The ASA noted the ad prominently stated "Published by the Kirk Session of Sandown Free Presbyterian Church" and recognised that readers would understand that the text was representative of the beliefs of a specific group and indicative of their opinion only. We considered, however, that some of the text used in relation to homosexuality, for example, "... declaring it to be an abomination ...", "... God's judgement upon a sin ...", "... remove the guilt of their wrongdoing ...", "... a cause for regret that a section of the community desire to be known for a perverted form of sexuality ...", went further than the majority of readers were likely to find acceptable.

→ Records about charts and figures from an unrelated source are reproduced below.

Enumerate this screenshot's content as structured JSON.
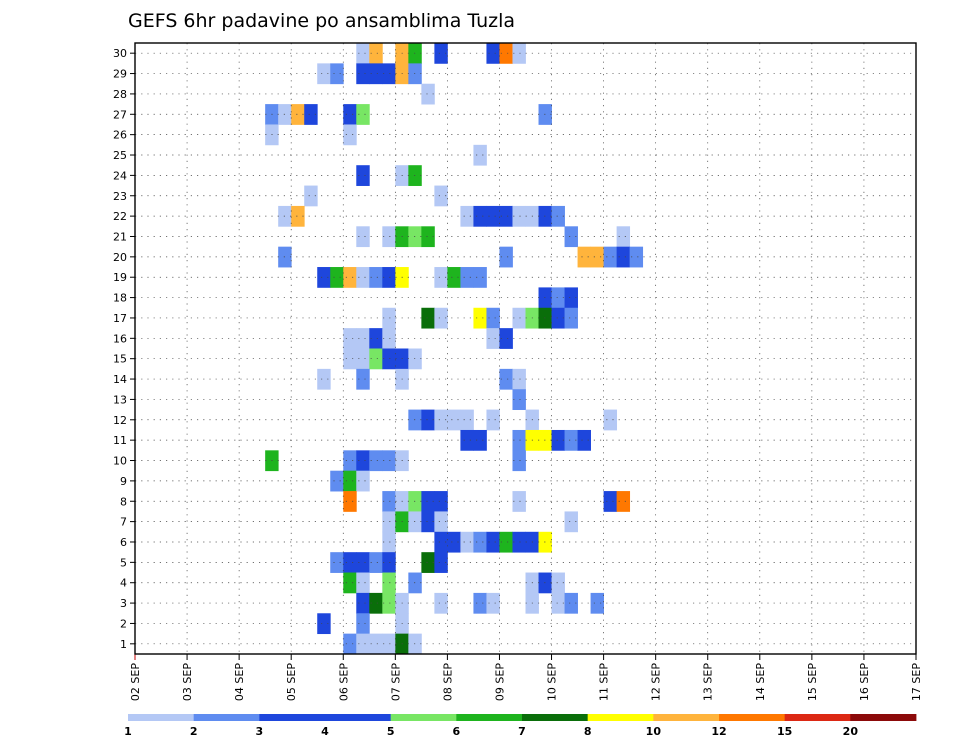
{
  "chart_data": {
    "type": "heatmap",
    "title": "GEFS 6hr padavine po ansamblima Tuzla",
    "xlabel": "",
    "ylabel": "",
    "x_ticks": [
      "02 SEP",
      "03 SEP",
      "04 SEP",
      "05 SEP",
      "06 SEP",
      "07 SEP",
      "08 SEP",
      "09 SEP",
      "10 SEP",
      "11 SEP",
      "12 SEP",
      "13 SEP",
      "14 SEP",
      "15 SEP",
      "16 SEP",
      "17 SEP"
    ],
    "y_ticks": [
      1,
      2,
      3,
      4,
      5,
      6,
      7,
      8,
      9,
      10,
      11,
      12,
      13,
      14,
      15,
      16,
      17,
      18,
      19,
      20,
      21,
      22,
      23,
      24,
      25,
      26,
      27,
      28,
      29,
      30
    ],
    "time_steps": 61,
    "time_step_hours": 6,
    "steps_per_day": 4,
    "grid": true,
    "legend": {
      "position": "bottom",
      "levels": [
        "1",
        "2",
        "3",
        "4",
        "5",
        "6",
        "7",
        "8",
        "10",
        "12",
        "15",
        "20"
      ],
      "colors": [
        "#b4c8f5",
        "#5f8cf0",
        "#1e46dc",
        "#1e46dc",
        "#78e664",
        "#1eb41e",
        "#0a6e0a",
        "#ffff00",
        "#ffb43c",
        "#ff7800",
        "#dc2814",
        "#8c0a0a"
      ]
    },
    "cells": [
      [
        30,
        17,
        1
      ],
      [
        30,
        18,
        10
      ],
      [
        30,
        20,
        10
      ],
      [
        30,
        21,
        6
      ],
      [
        30,
        23,
        3
      ],
      [
        30,
        27,
        3
      ],
      [
        30,
        28,
        12
      ],
      [
        30,
        29,
        1
      ],
      [
        29,
        14,
        1
      ],
      [
        29,
        15,
        2
      ],
      [
        29,
        17,
        3
      ],
      [
        29,
        18,
        3
      ],
      [
        29,
        19,
        3
      ],
      [
        29,
        20,
        10
      ],
      [
        29,
        21,
        2
      ],
      [
        28,
        22,
        1
      ],
      [
        27,
        10,
        2
      ],
      [
        27,
        11,
        1
      ],
      [
        27,
        12,
        10
      ],
      [
        27,
        13,
        3
      ],
      [
        27,
        16,
        4
      ],
      [
        27,
        17,
        5
      ],
      [
        27,
        31,
        2
      ],
      [
        26,
        10,
        1
      ],
      [
        26,
        16,
        1
      ],
      [
        25,
        26,
        1
      ],
      [
        24,
        17,
        3
      ],
      [
        24,
        20,
        1
      ],
      [
        24,
        21,
        6
      ],
      [
        23,
        13,
        1
      ],
      [
        23,
        23,
        1
      ],
      [
        22,
        11,
        1
      ],
      [
        22,
        12,
        10
      ],
      [
        22,
        25,
        1
      ],
      [
        22,
        26,
        4
      ],
      [
        22,
        27,
        3
      ],
      [
        22,
        28,
        4
      ],
      [
        22,
        29,
        1
      ],
      [
        22,
        30,
        1
      ],
      [
        22,
        31,
        3
      ],
      [
        22,
        32,
        2
      ],
      [
        21,
        17,
        1
      ],
      [
        21,
        19,
        1
      ],
      [
        21,
        20,
        6
      ],
      [
        21,
        21,
        5
      ],
      [
        21,
        22,
        6
      ],
      [
        21,
        33,
        2
      ],
      [
        21,
        37,
        1
      ],
      [
        20,
        11,
        2
      ],
      [
        20,
        28,
        2
      ],
      [
        20,
        34,
        10
      ],
      [
        20,
        35,
        10
      ],
      [
        20,
        36,
        2
      ],
      [
        20,
        37,
        3
      ],
      [
        20,
        38,
        2
      ],
      [
        19,
        14,
        3
      ],
      [
        19,
        15,
        6
      ],
      [
        19,
        16,
        10
      ],
      [
        19,
        17,
        1
      ],
      [
        19,
        18,
        2
      ],
      [
        19,
        19,
        4
      ],
      [
        19,
        20,
        8
      ],
      [
        19,
        23,
        1
      ],
      [
        19,
        24,
        6
      ],
      [
        19,
        25,
        2
      ],
      [
        19,
        26,
        2
      ],
      [
        18,
        31,
        3
      ],
      [
        18,
        32,
        2
      ],
      [
        18,
        33,
        4
      ],
      [
        17,
        19,
        1
      ],
      [
        17,
        22,
        7
      ],
      [
        17,
        23,
        1
      ],
      [
        17,
        26,
        8
      ],
      [
        17,
        27,
        2
      ],
      [
        17,
        29,
        1
      ],
      [
        17,
        30,
        5
      ],
      [
        17,
        31,
        7
      ],
      [
        17,
        32,
        3
      ],
      [
        17,
        33,
        2
      ],
      [
        16,
        16,
        1
      ],
      [
        16,
        17,
        1
      ],
      [
        16,
        18,
        4
      ],
      [
        16,
        19,
        1
      ],
      [
        16,
        27,
        1
      ],
      [
        16,
        28,
        3
      ],
      [
        15,
        16,
        1
      ],
      [
        15,
        17,
        1
      ],
      [
        15,
        18,
        5
      ],
      [
        15,
        19,
        3
      ],
      [
        15,
        20,
        4
      ],
      [
        15,
        21,
        1
      ],
      [
        14,
        14,
        1
      ],
      [
        14,
        17,
        2
      ],
      [
        14,
        20,
        1
      ],
      [
        14,
        28,
        2
      ],
      [
        14,
        29,
        1
      ],
      [
        13,
        29,
        2
      ],
      [
        12,
        21,
        2
      ],
      [
        12,
        22,
        3
      ],
      [
        12,
        23,
        1
      ],
      [
        12,
        24,
        1
      ],
      [
        12,
        25,
        1
      ],
      [
        12,
        27,
        1
      ],
      [
        12,
        30,
        1
      ],
      [
        12,
        36,
        1
      ],
      [
        11,
        25,
        3
      ],
      [
        11,
        26,
        3
      ],
      [
        11,
        29,
        2
      ],
      [
        11,
        30,
        9
      ],
      [
        11,
        31,
        9
      ],
      [
        11,
        32,
        3
      ],
      [
        11,
        33,
        2
      ],
      [
        11,
        34,
        3
      ],
      [
        10,
        10,
        6
      ],
      [
        10,
        16,
        2
      ],
      [
        10,
        17,
        3
      ],
      [
        10,
        18,
        2
      ],
      [
        10,
        19,
        2
      ],
      [
        10,
        20,
        1
      ],
      [
        10,
        29,
        2
      ],
      [
        9,
        15,
        2
      ],
      [
        9,
        16,
        6
      ],
      [
        9,
        17,
        1
      ],
      [
        8,
        16,
        12
      ],
      [
        8,
        19,
        2
      ],
      [
        8,
        20,
        1
      ],
      [
        8,
        21,
        5
      ],
      [
        8,
        22,
        3
      ],
      [
        8,
        23,
        3
      ],
      [
        8,
        29,
        1
      ],
      [
        8,
        36,
        3
      ],
      [
        8,
        37,
        12
      ],
      [
        7,
        19,
        1
      ],
      [
        7,
        20,
        6
      ],
      [
        7,
        21,
        1
      ],
      [
        7,
        22,
        4
      ],
      [
        7,
        23,
        1
      ],
      [
        7,
        33,
        1
      ],
      [
        6,
        19,
        1
      ],
      [
        6,
        23,
        4
      ],
      [
        6,
        24,
        3
      ],
      [
        6,
        25,
        1
      ],
      [
        6,
        26,
        2
      ],
      [
        6,
        27,
        3
      ],
      [
        6,
        28,
        6
      ],
      [
        6,
        29,
        4
      ],
      [
        6,
        30,
        4
      ],
      [
        6,
        31,
        9
      ],
      [
        5,
        15,
        2
      ],
      [
        5,
        16,
        3
      ],
      [
        5,
        17,
        3
      ],
      [
        5,
        18,
        2
      ],
      [
        5,
        19,
        3
      ],
      [
        5,
        22,
        7
      ],
      [
        5,
        23,
        3
      ],
      [
        4,
        16,
        6
      ],
      [
        4,
        17,
        1
      ],
      [
        4,
        19,
        5
      ],
      [
        4,
        21,
        2
      ],
      [
        4,
        30,
        1
      ],
      [
        4,
        31,
        4
      ],
      [
        4,
        32,
        1
      ],
      [
        3,
        17,
        4
      ],
      [
        3,
        18,
        7
      ],
      [
        3,
        19,
        5
      ],
      [
        3,
        20,
        1
      ],
      [
        3,
        23,
        1
      ],
      [
        3,
        26,
        2
      ],
      [
        3,
        27,
        1
      ],
      [
        3,
        30,
        1
      ],
      [
        3,
        32,
        1
      ],
      [
        3,
        33,
        2
      ],
      [
        3,
        35,
        2
      ],
      [
        2,
        14,
        3
      ],
      [
        2,
        17,
        2
      ],
      [
        2,
        20,
        1
      ],
      [
        1,
        16,
        2
      ],
      [
        1,
        17,
        1
      ],
      [
        1,
        18,
        1
      ],
      [
        1,
        19,
        1
      ],
      [
        1,
        20,
        7
      ],
      [
        1,
        21,
        1
      ]
    ]
  }
}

We considered that particular care should be taken to avoid causing offence on the grounds of sexual orientation, and concluded that this ad had caused serious offence to some readers.
On this point, the ad breached CAP Code clause 5.1 (Decency) but did not breach 8.1 (Matters of opinion).
We understood that the complainants were concerned because the ad called for an outdoor meeting to be held in protest of the act of sodomy and to voice disapproval of the Belfast Gay Pride parade on the same day as the parade was arranged; they believed this action could be read as an attempt to spread hatred and incite violence against supporters and members of the Pride movement and LBGT community.
While we appreciated the complainants' concern, we considered that the ad did not in itself incorporate language likely to incite a violent emotional response. We considered that it would be clear to readers that it represented the views of a specific group, which were not universally held, and would be deemed extreme by some. We acknowledged, therefore, that the ad conveyed an opinion that was controversial for some readers but concluded that it was unlikely to provoke hatred or violence against the LGBT community.
On this point, we investigated the ad under CAP Code clauses 8.1 (Matters of opinion) and 11.1 (Violence and anti-social behaviour) but did not find it in breach.
The ad should not appear again in its current form. We told SFPC to take more care in future to avoid causing offence and advised them to seek a view from the CAP Copy Advice team before publishing future marketing material.